Bulgan
"Personne ne s'arrête à Bulgan exprès. C'est exactement pour ça que je l'ai fait."
Une province boisée et tranquille du nord de la Mongolie où la steppe cède la place à la taïga, et une capitale d'aimag paisible repose sur une rivière dont personne en dehors de la région n'a entendu parler.
Bulgan n’apparaît pas sur l’itinéraire standard de la Mongolie, et je comprends pourquoi — ce n’est pas Karakorum, ce n’est pas un parc national avec un budget marketing, c’est une capitale d’aimag de taille modeste que la plupart des voyageurs traversent sur la route entre Oulan-Bator et le pays des lacs du nord sans s’arrêter plus longtemps qu’il ne faut pour faire le plein. Je m’y suis arrêté deux nuits parce qu’une amie à Oulan-Bator, qui avait grandi dans les environs, m’avait dit que la province était la plus verte de Mongolie et que personne ne la croyait quand elle le disait, et je voulais voir si elle avait raison.

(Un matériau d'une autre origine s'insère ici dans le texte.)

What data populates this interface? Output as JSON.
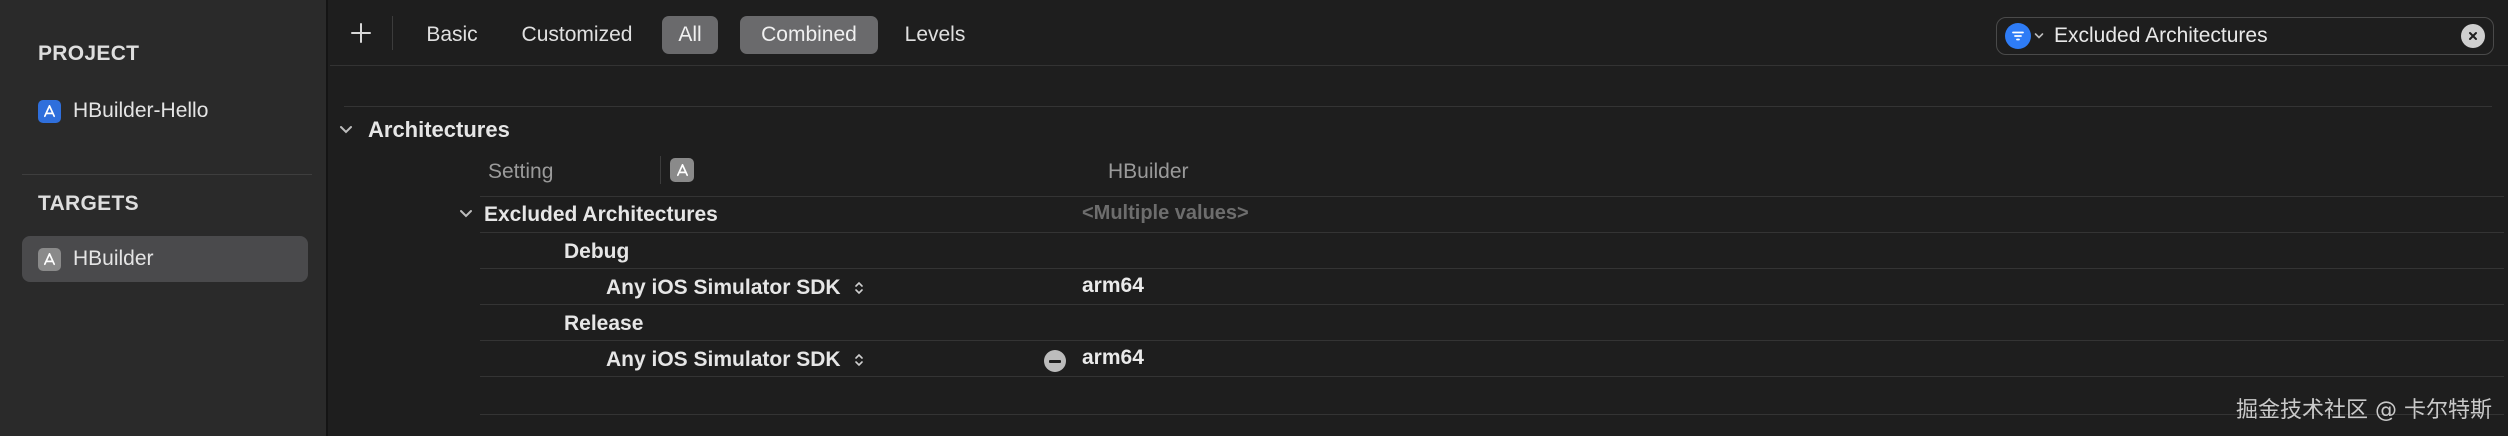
{
  "sidebar": {
    "project_title": "PROJECT",
    "project_item": "HBuilder-Hello",
    "targets_title": "TARGETS",
    "target_item": "HBuilder"
  },
  "toolbar": {
    "segments": {
      "basic": "Basic",
      "customized": "Customized",
      "all": "All",
      "combined": "Combined",
      "levels": "Levels"
    },
    "search_value": "Excluded Architectures"
  },
  "settings": {
    "group_title": "Architectures",
    "header_setting": "Setting",
    "header_target": "HBuilder",
    "excluded_title": "Excluded Architectures",
    "excluded_value": "<Multiple values>",
    "debug_label": "Debug",
    "release_label": "Release",
    "sdk_label": "Any iOS Simulator SDK",
    "debug_value": "arm64",
    "release_value": "arm64"
  },
  "watermark": "掘金技术社区 @ 卡尔特斯",
  "colors": {
    "accent": "#2e7cf6",
    "selected_segment": "#6a6a6c",
    "sidebar_selected": "#4a4a4c"
  },
  "icons": [
    "app-target-icon",
    "plus-icon",
    "filter-icon",
    "chevron-down-icon",
    "clear-icon",
    "up-down-icon",
    "remove-icon"
  ]
}
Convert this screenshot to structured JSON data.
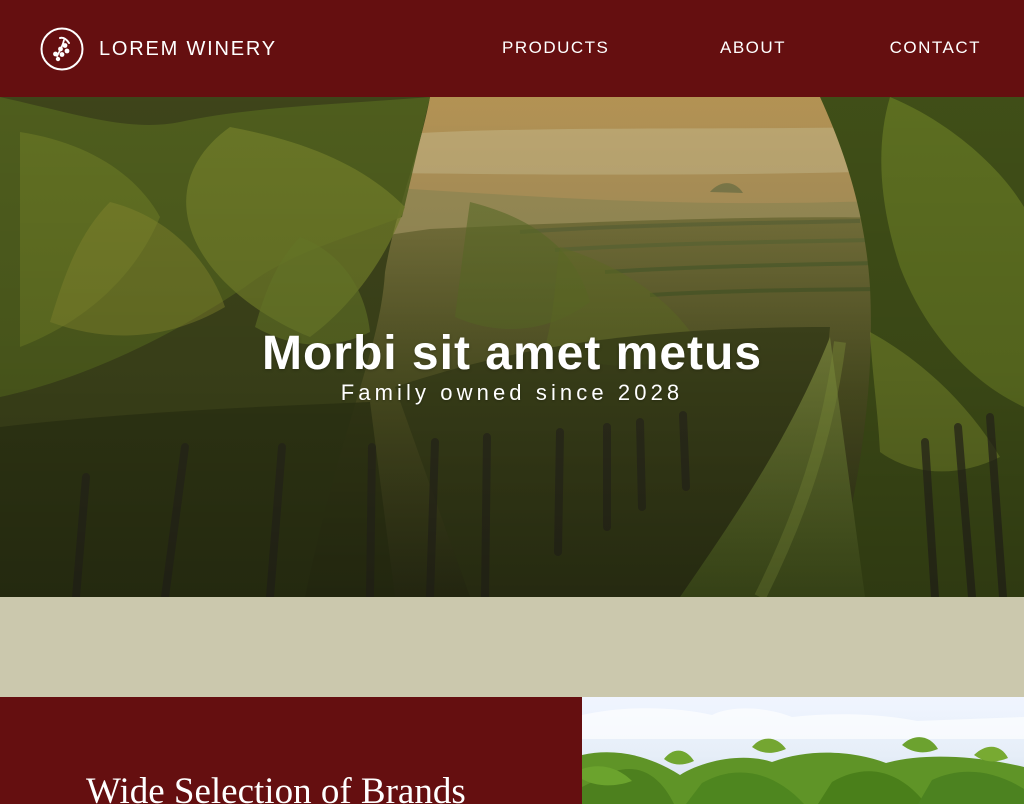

Elle avait raison. Bulgan se trouve à la lisière sud de la ceinture de taïga de la Mongolie, là où l’interminable prairie sèche qui définit l’image mentale que la plupart des gens se font du pays commence à se replier en collines couvertes de pins, et l’air développe une odeur résineuse de terre humide qui n’existe pas plus au sud. La ville elle-même est petite et sans prétention — une grille de bâtiments bas, un marché qui vend plus de bottes en feutre que de souvenirs, une rivière, la Selbe, qui longe un bord de la ville avec une courbe paresseuse dans laquelle les habitants pêchent en fin d’après-midi.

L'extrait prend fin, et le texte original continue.